Actyss
Mercredi matin
Le 15 Juin 1464
Je dois me souvenir des étapes, et n'en oublier aucune. C'est très important. A la seconde où je sens mon ventre me faire mal comme si une main géante me broyait l'intérieur, je sais que je suis complètement fichue. Je ne vais certainement pas pouvoir lutter contre ça, parce que ça fait des semaines que j'attends cet instant. Sauf que c'est trop tôt. Mais tant pis, maintenant que j'y suis, je me vois mal parler à mon entrejambe en lui disant de fermer les vannes. Et le ruissellement poisseux, entre mes cuisses, me prouve que de toute façon, mon entrejambe ne m'aurait pas écouté.
« A la claire fontaine, m'en allant promener... »
Je me mords le poing pour étouffer la douleur insupportable qui va probablement me tuer, ou me rendre folle. Sauf que je me mords si fort que je laisse dans la peau pâle de ma main l'empreinte rouge de mes dents. Tiens, j'ai une incisive un peu de travers. Légèrement, ça ne se voit absolument pas quand je souris, mais c'est bien la preuve que ma dentition n'est pas rigoureusement alignée.
Se concentrer sur des détails pour oublier la douleur. Je viens de me réveiller à cause d'une douleur insupportable. Il est encore tôt, mais assez tard pour que l'aube soit tout à fait levée. Et je suis dans mon lit, à l'auberge. Voilà pour les détails. Je me concentre dessus. J'en oublie Arnauld, juste à côté de moi. Je n'entends pas un mot de ce qu'il me dit. S'il me dit quoi que ce soit. Je dois restée concentrée sur les détails pour oublier que j'ai un mal de chien.

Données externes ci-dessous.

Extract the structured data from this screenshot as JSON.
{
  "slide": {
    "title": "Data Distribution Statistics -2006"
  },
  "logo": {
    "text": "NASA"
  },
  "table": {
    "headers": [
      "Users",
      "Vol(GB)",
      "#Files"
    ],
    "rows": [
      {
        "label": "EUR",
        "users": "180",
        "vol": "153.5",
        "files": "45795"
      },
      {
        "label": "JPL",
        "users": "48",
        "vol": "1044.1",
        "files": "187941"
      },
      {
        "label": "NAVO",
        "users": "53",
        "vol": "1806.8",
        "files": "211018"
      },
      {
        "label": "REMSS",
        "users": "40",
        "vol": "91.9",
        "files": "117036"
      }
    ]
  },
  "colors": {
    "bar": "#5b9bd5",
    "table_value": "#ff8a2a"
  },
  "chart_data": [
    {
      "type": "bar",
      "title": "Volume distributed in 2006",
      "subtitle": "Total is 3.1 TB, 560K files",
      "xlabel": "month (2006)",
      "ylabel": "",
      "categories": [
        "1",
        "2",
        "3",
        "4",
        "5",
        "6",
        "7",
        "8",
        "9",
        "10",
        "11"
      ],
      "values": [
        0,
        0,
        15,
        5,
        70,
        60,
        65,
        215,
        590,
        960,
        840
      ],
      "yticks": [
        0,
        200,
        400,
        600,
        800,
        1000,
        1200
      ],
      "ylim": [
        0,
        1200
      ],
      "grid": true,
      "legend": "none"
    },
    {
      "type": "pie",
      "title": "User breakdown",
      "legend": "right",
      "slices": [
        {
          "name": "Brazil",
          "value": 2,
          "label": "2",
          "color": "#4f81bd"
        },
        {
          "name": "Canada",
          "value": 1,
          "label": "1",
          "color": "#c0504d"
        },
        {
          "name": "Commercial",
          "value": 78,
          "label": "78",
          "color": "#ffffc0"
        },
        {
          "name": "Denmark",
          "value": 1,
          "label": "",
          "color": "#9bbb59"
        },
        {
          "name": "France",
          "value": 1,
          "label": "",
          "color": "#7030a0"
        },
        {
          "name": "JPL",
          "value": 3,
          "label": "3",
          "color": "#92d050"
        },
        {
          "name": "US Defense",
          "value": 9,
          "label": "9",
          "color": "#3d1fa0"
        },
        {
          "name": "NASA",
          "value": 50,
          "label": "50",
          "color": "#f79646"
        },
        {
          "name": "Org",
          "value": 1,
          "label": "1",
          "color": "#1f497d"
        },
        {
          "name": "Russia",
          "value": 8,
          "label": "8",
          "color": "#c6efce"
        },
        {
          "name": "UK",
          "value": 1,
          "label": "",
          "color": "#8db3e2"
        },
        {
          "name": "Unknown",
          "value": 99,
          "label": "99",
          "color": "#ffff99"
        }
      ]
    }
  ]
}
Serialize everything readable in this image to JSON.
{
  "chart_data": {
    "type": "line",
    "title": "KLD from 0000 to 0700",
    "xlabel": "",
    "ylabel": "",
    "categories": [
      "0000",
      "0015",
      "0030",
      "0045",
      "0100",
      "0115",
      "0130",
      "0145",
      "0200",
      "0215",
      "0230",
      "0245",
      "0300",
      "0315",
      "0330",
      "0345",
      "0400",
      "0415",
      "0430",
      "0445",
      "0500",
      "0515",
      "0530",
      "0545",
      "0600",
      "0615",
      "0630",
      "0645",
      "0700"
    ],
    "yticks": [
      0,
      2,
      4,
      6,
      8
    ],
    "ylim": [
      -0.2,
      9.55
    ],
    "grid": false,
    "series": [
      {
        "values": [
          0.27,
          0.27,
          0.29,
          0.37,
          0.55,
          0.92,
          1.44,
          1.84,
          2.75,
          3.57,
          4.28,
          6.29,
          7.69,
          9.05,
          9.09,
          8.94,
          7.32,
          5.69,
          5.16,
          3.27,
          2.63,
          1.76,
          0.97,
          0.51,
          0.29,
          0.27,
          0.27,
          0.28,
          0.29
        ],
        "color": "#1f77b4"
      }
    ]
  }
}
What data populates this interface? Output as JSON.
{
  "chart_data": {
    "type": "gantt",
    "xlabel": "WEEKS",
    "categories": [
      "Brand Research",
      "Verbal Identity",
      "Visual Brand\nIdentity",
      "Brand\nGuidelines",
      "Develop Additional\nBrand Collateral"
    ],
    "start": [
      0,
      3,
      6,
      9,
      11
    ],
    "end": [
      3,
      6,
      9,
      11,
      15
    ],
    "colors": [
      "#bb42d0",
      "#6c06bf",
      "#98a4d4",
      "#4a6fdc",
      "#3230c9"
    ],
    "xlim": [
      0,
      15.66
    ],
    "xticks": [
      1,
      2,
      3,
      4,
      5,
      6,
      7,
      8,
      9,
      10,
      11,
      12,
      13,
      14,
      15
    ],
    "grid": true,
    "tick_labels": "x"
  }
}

J'entends la voix de ma mère, là, juste au creux de mon oreille, qui me réconforte. C'est le conseil qu'elle m'a donné. Concentre-toi sur des détails insignifiants et focalise ton énergie là-dessus. Maman a compté les feuilles du chêne sous lequel je suis née, lorsqu'elle a accouché. Je perçois nettement l'agitation d'Arnauld, et ça m'énerve immédiatement. Son angoisse pèse des tonnes sur mes épaules, cela me cloue au lit d'une façon désagréable. Il faut qu'il fasse quelque chose, qu'il sorte, qu'il me donne de l'air. Je ne supporte pas l'angoisse des gens. Quand je dois soigner un malade et qu'un membre de sa famille nous tourne autour en gémissant, je dois parfois me retenir pour ne pas le jeter par la fenêtre - advienne que pourra.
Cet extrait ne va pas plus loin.